I Scream, You Scream!


Don't we all scream for ice cream? I mean, don't we? 
So I suppose I can't speak for you, but I definitely can speak for myself. When it comes to ice cream I'm literally going to spoon-stab you if you don't fork it over. And I'm especially threatening when the goods at hand are this delicious. Seriously. Really delicious. 
My post today is not of my own creation, oh no way am I talented enough to make cider ice cream that rivals regular ice cream. I needed to call in some lovely talent by the name of Kelly Moritz (btw, we have the same initials and were both born on the 27th-it was meant to be). Kelly, a sort of ice cream aficionado, was inspired by Crispin Cider's Lansdowne for its use of Irish stout yeast and molasses. I immediately brought her some to try and she went straight to work, in what I can only imagine was some sort of mad-sciency experiment lab/kitchen movie scene, and emerged an ice cream victor. You're going to love this. 
Ladies and gentleman, may I present to you: 

Lansdowne Ice Cream with Salted Walnuts: (courtesy of Kelly Moritz) 


¾ c. Crispin Lansdowne Cider reduced from 2 c.
2 c. whole milk
4 tsp. cornstarch
1 c. heavy cream
½ c. brown sugar
¼ c. molasses
¼ tsp. salt
1 c. salted walnuts

Special Tools

Some variety of home ice cream maker – make sure your bowl is solidly frozen (about 24 hours in the freezer) before you get started
Heavy saucepan or pot
Whisk
Ziploc bag with strong/double zipper
Chilled ice cream storage container, or pint containers if you can find them (and then tell me where you found them!)
1) Start by boiling down your Lansdowne in a saucepan to remove the excess water and alcohol that will keep your ice cream from freezing by bringing the heat up to medium high and watching it carefully without agitating it too much. Once the cider is hot and starting to simmer, reduce heat to medium-low and keep on the burner about 20-22 minutes until it looks about halved. Measure out your ¾ c. and let cool.


























2) Make a "slurry" with ¼ c. of your whole milk and 4 tsp. cornstarch in a small bowl, set aside. Be sure to incorporate all the starch with a fork or whisk so none is sitting at the bottom of the bowl.
3) In a large saucepan, add the remaining milk, heavy cream, brown sugar, molasses, and salt. Whisk and bring to a boil over medium-high heat. Cook for about 4 minutes until your creamy base is heated through.

4) Stir in your milk slurry, return mixture to a boil and cook, stirring, about 2 minutes or until the mixture can coat the back of a spoon.
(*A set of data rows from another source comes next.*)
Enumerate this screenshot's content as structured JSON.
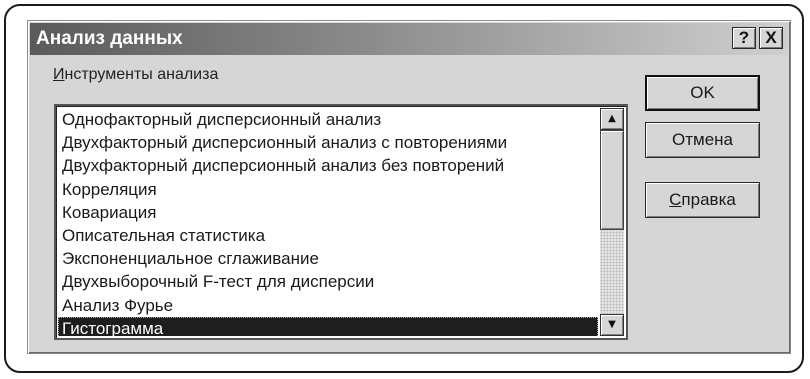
{
  "dialog": {
    "title": "Анализ данных",
    "help_glyph": "?",
    "close_glyph": "X"
  },
  "tools": {
    "label": "Инструменты анализа",
    "items": [
      "Однофакторный дисперсионный анализ",
      "Двухфакторный дисперсионный анализ с повторениями",
      "Двухфакторный дисперсионный анализ без повторений",
      "Корреляция",
      "Ковариация",
      "Описательная статистика",
      "Экспоненциальное сглаживание",
      "Двухвыборочный F-тест для дисперсии",
      "Анализ Фурье",
      "Гистограмма"
    ],
    "selected_item": "Гистограмма"
  },
  "scrollbar": {
    "up_glyph": "▲",
    "down_glyph": "▼"
  },
  "buttons": {
    "ok": "OK",
    "cancel": "Отмена",
    "help": "Справка"
  },
  "colors": {
    "dialog_bg": "#d6d6d6",
    "selection_bg": "#1e1e1e",
    "title_gradient_start": "#5a5a5a",
    "title_gradient_end": "#cfcfcf"
  },
  "icons": [
    "help-icon",
    "close-icon",
    "scroll-up-icon",
    "scroll-down-icon"
  ]
}
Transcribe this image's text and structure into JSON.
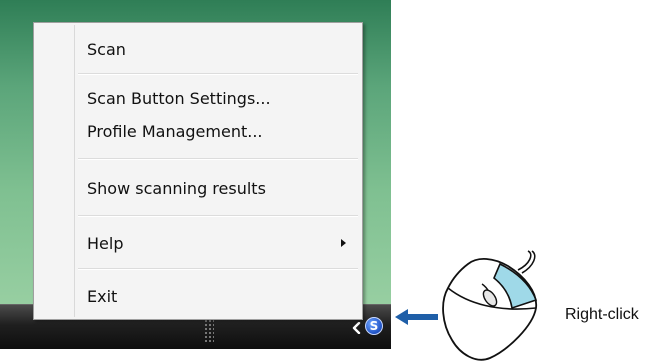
{
  "context_menu": {
    "items": [
      {
        "label": "Scan"
      },
      {
        "label": "Scan Button Settings..."
      },
      {
        "label": "Profile Management..."
      },
      {
        "label": "Show scanning results"
      },
      {
        "label": "Help",
        "has_submenu": true
      },
      {
        "label": "Exit"
      }
    ]
  },
  "taskbar": {
    "tray_icon": "scan-tray-icon",
    "tray_icon_glyph": "S",
    "show_hidden_icons": "chevron-left-icon"
  },
  "annotation": {
    "label": "Right-click",
    "arrow_icon": "arrow-left-icon",
    "mouse_icon": "mouse-right-click-icon",
    "arrow_color": "#1f5fa8",
    "mouse_button_highlight": "#9fd9e8"
  }
}
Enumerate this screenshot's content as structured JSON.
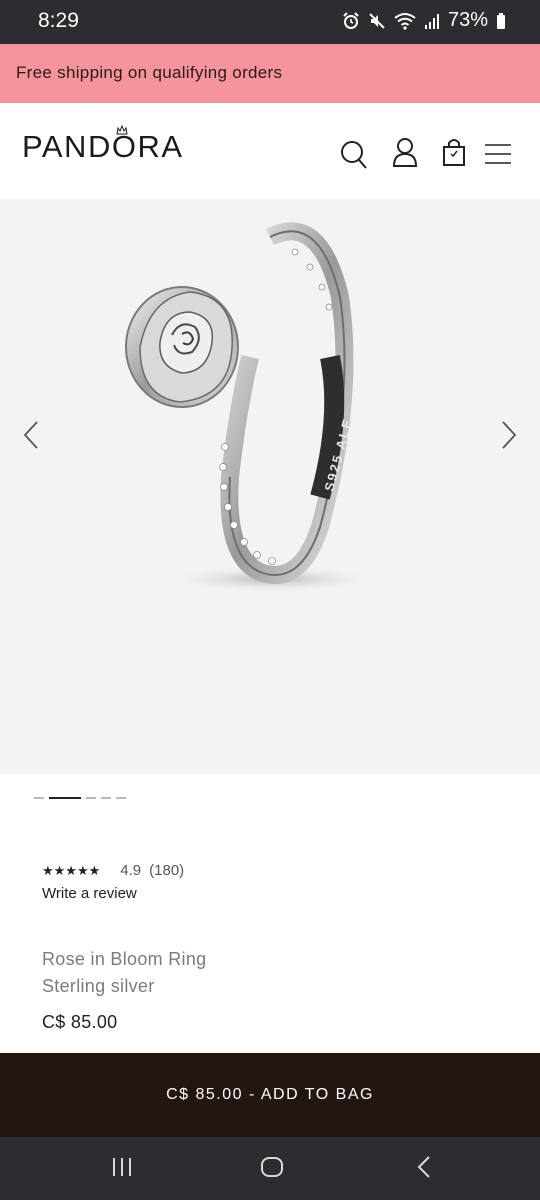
{
  "status_bar": {
    "time": "8:29",
    "battery": "73%",
    "icons": [
      "alarm-icon",
      "mute-icon",
      "wifi-icon",
      "signal-icon",
      "battery-icon"
    ]
  },
  "promo": {
    "text": "Free shipping on qualifying orders",
    "color": "#f4959b"
  },
  "header": {
    "logo": "PANDORA",
    "icons": [
      "search-icon",
      "account-icon",
      "bag-icon",
      "menu-icon"
    ]
  },
  "gallery": {
    "engraving": "S925 ALE",
    "slide_count": 5,
    "active_slide": 2
  },
  "rating": {
    "stars": "★★★★★",
    "value": "4.9",
    "count": "(180)",
    "write_review": "Write a review"
  },
  "product": {
    "name": "Rose in Bloom Ring",
    "material": "Sterling silver",
    "price": "C$ 85.00"
  },
  "cta": {
    "label": "C$ 85.00 - ADD TO BAG",
    "color": "#231611"
  },
  "nav": {
    "icons": [
      "recent-apps-icon",
      "home-icon",
      "back-icon"
    ]
  }
}
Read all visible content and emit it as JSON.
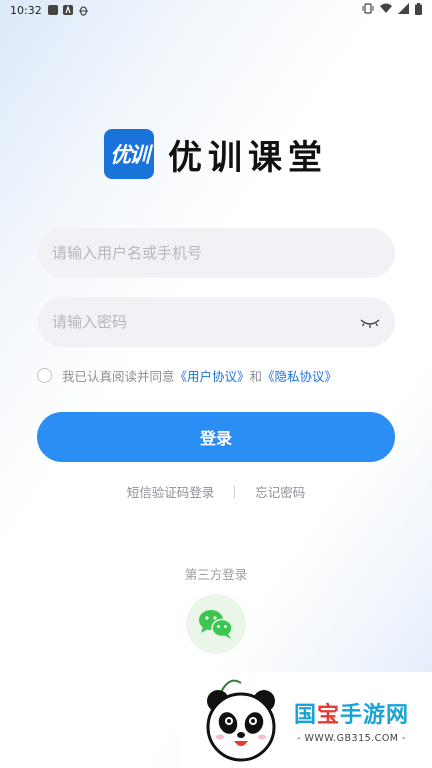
{
  "status_bar": {
    "time": "10:32",
    "left_icons": [
      "square-notification-icon",
      "a-notification-icon",
      "bug-notification-icon"
    ],
    "right_icons": [
      "vibrate-icon",
      "wifi-icon",
      "signal-icon",
      "battery-icon"
    ]
  },
  "brand": {
    "logo_text": "优训",
    "name": "优训课堂",
    "logo_color": "#1a73d9"
  },
  "form": {
    "username_placeholder": "请输入用户名或手机号",
    "username_value": "",
    "password_placeholder": "请输入密码",
    "password_value": ""
  },
  "agreement": {
    "checked": false,
    "prefix": "我已认真阅读并同意",
    "user_agreement": "《用户协议》",
    "and": "和",
    "privacy_policy": "《隐私协议》"
  },
  "login_button": "登录",
  "links": {
    "sms_login": "短信验证码登录",
    "forgot_password": "忘记密码"
  },
  "third_party": {
    "label": "第三方登录",
    "icon": "wechat-icon"
  },
  "watermark": {
    "title_a": "国",
    "title_b": "宝",
    "title_c": "手游网",
    "url": "- WWW.GB315.COM -"
  },
  "colors": {
    "accent": "#2b8ef5",
    "link": "#1a73d9",
    "wechat": "#3cc651"
  }
}
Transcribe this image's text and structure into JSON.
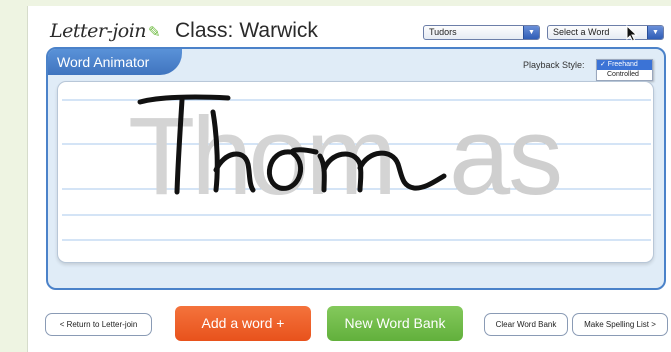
{
  "header": {
    "logo_text": "Letter-join",
    "class_prefix": "Class:",
    "class_name": "Warwick",
    "topic_select": {
      "value": "Tudors"
    },
    "word_select": {
      "value": "Select a Word"
    }
  },
  "panel": {
    "title": "Word Animator",
    "playback_label": "Playback Style:",
    "playback_options": [
      {
        "label": "✓ Freehand",
        "selected": true
      },
      {
        "label": "Controlled",
        "selected": false
      }
    ],
    "word": {
      "written": "Thom",
      "remaining": "as"
    }
  },
  "footer": {
    "return_label": "< Return to Letter-join",
    "add_word_label": "Add a word +",
    "new_bank_label": "New Word Bank",
    "clear_bank_label": "Clear Word Bank",
    "spelling_list_label": "Make Spelling List >"
  },
  "colors": {
    "accent_blue": "#4b82c9",
    "add_word_orange": "#f0602a",
    "new_bank_green": "#72bd4a",
    "pencil_green": "#6dbb3f"
  },
  "icons": [
    "pencil-icon",
    "dropdown-arrow-icon",
    "mouse-cursor-icon",
    "checkmark-icon"
  ]
}
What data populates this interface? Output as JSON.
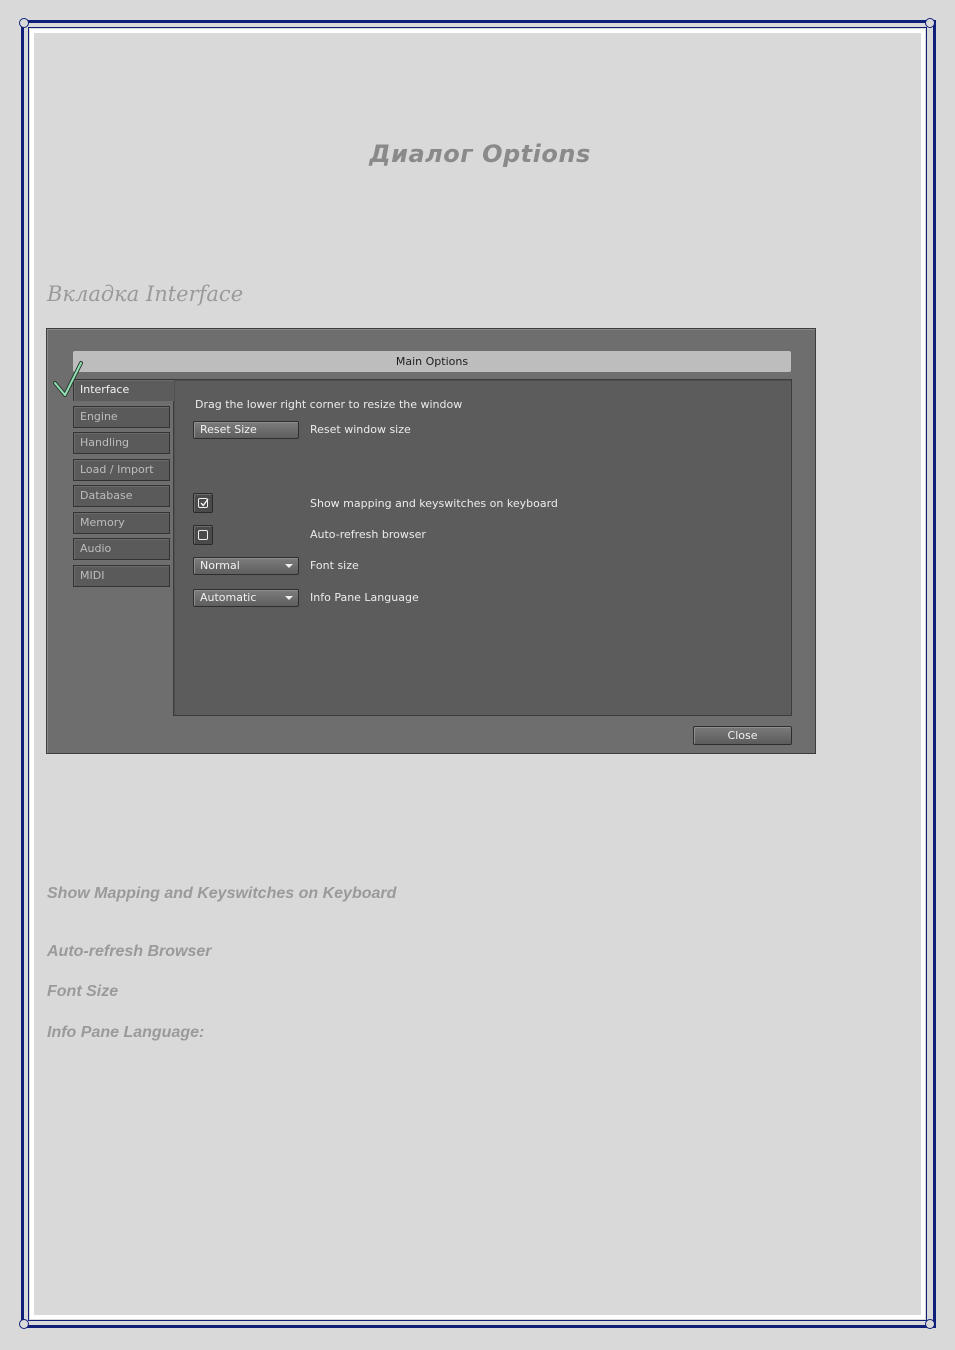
{
  "document": {
    "title": "Диалог Options",
    "section_heading": "Вкладка Interface"
  },
  "dialog": {
    "title": "Main Options",
    "tabs": [
      {
        "label": "Interface",
        "active": true
      },
      {
        "label": "Engine",
        "active": false
      },
      {
        "label": "Handling",
        "active": false
      },
      {
        "label": "Load / Import",
        "active": false
      },
      {
        "label": "Database",
        "active": false
      },
      {
        "label": "Memory",
        "active": false
      },
      {
        "label": "Audio",
        "active": false
      },
      {
        "label": "MIDI",
        "active": false
      }
    ],
    "resize_hint": "Drag the lower right corner to resize the window",
    "reset_button": "Reset Size",
    "reset_desc": "Reset window size",
    "show_mapping": {
      "label": "Show mapping and keyswitches on keyboard",
      "checked": true
    },
    "auto_refresh": {
      "label": "Auto-refresh browser",
      "checked": false
    },
    "font_size": {
      "value": "Normal",
      "label": "Font size"
    },
    "info_pane_language": {
      "value": "Automatic",
      "label": "Info Pane Language"
    },
    "close_button": "Close"
  },
  "descriptions": [
    "Show Mapping and Keyswitches on Keyboard",
    "Auto-refresh Browser",
    "Font Size",
    "Info Pane Language:"
  ],
  "colors": {
    "frame": "#10207a",
    "page_background": "#d9d9d9",
    "dialog_background": "#6e6e6e",
    "panel_background": "#5c5c5c",
    "check_mark": "#8fe0b0"
  }
}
Be careful not to scorch the ice cream base (you’ll get a tell-tale burnt milk smell).
Watch your heat and keep your whisk moving! 
5) Whisk in your cooled Lansdowne!

6) Pour everything into a sturdy plastic bag with a good zipper that will not leak and submerge in an ice bath, or if you have the time, let chill in the fridge several hours at least or overnight. The ice cream base must be very cold, so don’t skimp on this step.
Not the prettiest concoction at this point, just think of what will be...
7) Once the base is very cold, I like to simply snip the corner of my Ziploc bag with some sharp scissors while my ice cream maker is already spinning, for easy pouring into the bowl. Once you take your bowl out of the freezer, be ready to pour in your mix! Have the machine plugged in on a stable surface, then freeze according to directions.
8) After about 15-20 minutes your ice cream should be nearly the consistency of soft serve – this is about as hard as it will get in the machine. At about 15 minutes pour in your roasted salted walnuts for the finishing touch and let the machine mix them for you.
9) Turn out your ice cream into a pre-chilled storage container, cover, and allow the ice cream to firm up in the freezer for several hours. Before serving, allow to soften slightly before scooping.

Enjoy your homemade Crispin Lansdowne Ice Cream and pat yourself on the back for sticking with this oh-so-slightly labor-intensive recipe! Experiment with other ciders, mix-ins, extracts – the base can be endlessly adapted to your tastes and whims!

*If you only have raw walnuts, place them in a Ziploc bag or bowl with a few drops of your choice of oil and a quarter teaspoon of salt. Shake the bag until the walnuts are coated (or combine with your hands in a bowl), then spread on a rimmed baking sheet and roast for about 5 minutes at 325 degrees.
Begging for ice cream

Lansdowne cooling off before becoming even more delicious 






I better make sure it tastes ok...yup. good. really good. 


Kelly also approved. Winner.
 ______________________________________________________

 Kelly you rock! This recipe was really actually pretty easy, I had the pleasure of being able to peer over her shoulder the whole time she made it. Plus, she gave us such detailed directions, even I think I could re-create it! 
So have fun with it and like Kelly said, play around, try something new and achieve new kitchen miracles everyday. And if at first you don't succeed, well you know that line...did I ever tell you about the time I tried to make fudge? Story for another day I suppose... thanks for coming by to check it out and thanks so much to Kelly for her hard work, this ice cream is delicious!